Ben Power adapts three DH Lawrence stories of a coal-mining town between Derbyshire
and Nottinghamshire in 1911, having them play out in parallel in a single
neighbourhood. Three houses are marked out on Bunny Christie's in-the-round set: At
the Holroyds', Lizzie (Anne-Marie Duff) is always saying she's finally had enough of
her husband Charles (Martin Marquez,) an angry drunk who's not above stumbling home
in the middle of the night with other women in tow. But she always takes him back,
despite the efforts of the plant's electrician Blackmore (Philip McGinley,) even when he reveals he's in love with her, and his plan to help her escape with him to Spain.
Round the corner at the Gascoignes', one of Joe Armstrong
and Louise Brealey's alternate Constellations universes has gone very wrong:
Luther and Minnie have only been married six weeks but already their relationship
seems to have reached a point of mutual loathing. Luther is convinced Minnie only married him when she ran out of other options, but
he's the one who played the field - another local girl he slept with shortly before
the wedding is now pregnant, and her mother wants cash to keep it quiet.
Between these houses is perhaps the slightest of the three stories, in the Lambert
house. Walter (Lloyd Hutchinson) accuses his wife Lydia (Julia Ford) of having
another man she prefers to him, but it's not a lover: Lydia is devoted to her son
Ernest (Johnny Gibbon,) who's going to college in hopes of a better life than his
parents', and has become insufferably pretentious about it in the process. He's also
met a girl, and his mother can't stand the idea of sharing him.
It is, just as it seems, typically grim DH Lawrence fare, but director Marianne Elliott
characteristically instills it with a lot of life and real feeling. From the opening
as a lighting rig is raised above the stage, echoing the lift up from the coalmine
bringing the husbands home, there's an energy built around the hard manual work that
sees the men spend most of their time coated in coal dust. For me, the Gascoignes'
story felt the most fully fleshed-out, but that might be because their part of the
set was closest to where I was sitting. In Luther and his brother Joe (Matthew
Barker,) and their eventual admission that they're tied to their mother's apron
strings to the point that no wife will ever be good enough, it sums up the vicious
circle Lawrence offers: Neglected by their husbands, the women focus on their sons,
who will in turn neglect their wives.
Although nicely done, the Lamberts' story feels less essential than the other two,
although it does back up these themes.

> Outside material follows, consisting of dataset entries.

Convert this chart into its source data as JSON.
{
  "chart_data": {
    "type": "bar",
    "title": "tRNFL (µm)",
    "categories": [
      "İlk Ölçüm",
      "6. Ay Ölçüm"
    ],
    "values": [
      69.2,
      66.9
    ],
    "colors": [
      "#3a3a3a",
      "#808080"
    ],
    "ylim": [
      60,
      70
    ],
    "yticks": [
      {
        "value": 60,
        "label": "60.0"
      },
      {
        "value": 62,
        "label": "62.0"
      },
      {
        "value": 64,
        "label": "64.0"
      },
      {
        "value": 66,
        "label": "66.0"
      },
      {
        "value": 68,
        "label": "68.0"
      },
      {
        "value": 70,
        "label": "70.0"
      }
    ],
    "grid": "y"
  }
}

But with Duff as the production's star name,
it's Lizzie who's ultimately the story's traffic heroine, her unmerited sense of
guilt over an event she couldn't have prevented will likely haunt her long after the
events of the play. I wouldn't want to be this immersed in Lawrence's depressing
world too often, but Elliott's production gives a lot of life to Power's
well-constructed merging of the three plays.
Husbands & Sons by DH Lawrence, adapted by Ben Power, is booking in repertory until the 10th of February at the National Theatre's Dorfman (returns, day seats and rush tickets only) then continuing on tour to Manchester.
Running time: 2 hours 55 minutes including interval.